There may be situations I am unaware of, but I don't think the standard setting is to have a metric space $(X,d)$, where you know $X$ is connected under $d$, and that there are at least two distinct points in $X$, but don't already know the space is uncountable (and care!). I think it would be far more likely to know that $X$ is at most countable, and then we would know the space must be disconnected, regardless of the metric we choose to use.
For example, for those that haven't seen Ostrowski's theorem, and have no idea what metrics can be placed on $\mathbb{Q}$, your result immediately shows it is impossible to construct a metric under which $\mathbb{Q}$ is a connected metric space. (That's not to say it's a bad idea to get your hands dirty, try to build a metric d' so that (\mathbb{Q},d') is a connected metric space, and see what goes wrong!)
One could then see this as an argument to construct $\mathbb{R}$ from $\mathbb{Q}$, since no matter what metric we use, there are holes.

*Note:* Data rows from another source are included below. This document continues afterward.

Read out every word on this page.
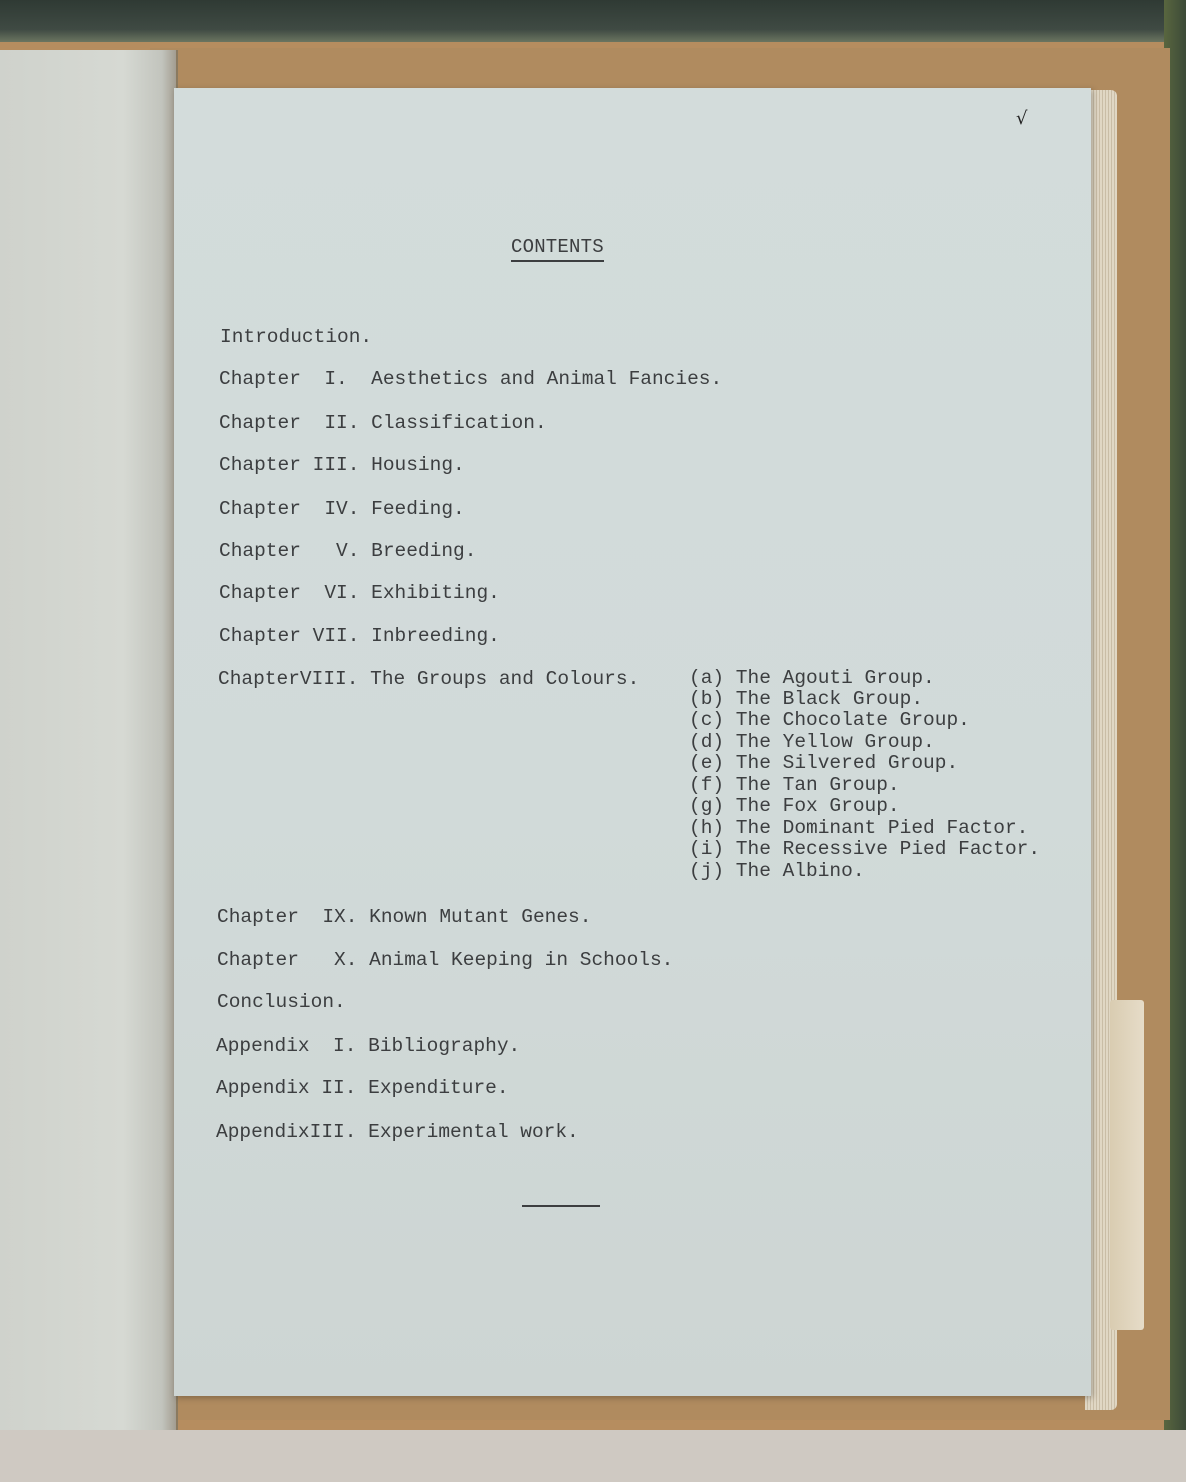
√
CONTENTS
Introduction.
Chapter  I.  Aesthetics and Animal Fancies.
Chapter  II. Classification.
Chapter III. Housing.
Chapter  IV. Feeding.
Chapter   V. Breeding.
Chapter  VI. Exhibiting.
Chapter VII. Inbreeding.
ChapterVIII. The Groups and Colours.	(a) The Agouti Group.
(b) The Black Group.
(c) The Chocolate Group.
(d) The Yellow Group.
(e) The Silvered Group.
(f) The Tan Group.
(g) The Fox Group.
(h) The Dominant Pied Factor.
(i) The Recessive Pied Factor.
(j) The Albino.
Chapter  IX. Known Mutant Genes.
Chapter   X. Animal Keeping in Schools.
Conclusion.
Appendix  I. Bibliography.
Appendix II. Expenditure.
AppendixIII. Experimental work.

I suppose one could also say, if there is a topology $\tau$ on $\mathbb{Q}$ so that $(\mathbb{Q},\tau)$ is a connected topological space, then we also know that this space is not metrizable. I don't know if this is a particularly useful point of view though..
Of course these are only examples using $\mathbb{Q}$ to illustrate the point, and the same holds for far more odd 'looking' at most countable spaces, where it may be far less intuitive that there are no metrics to make the space a connected metric space.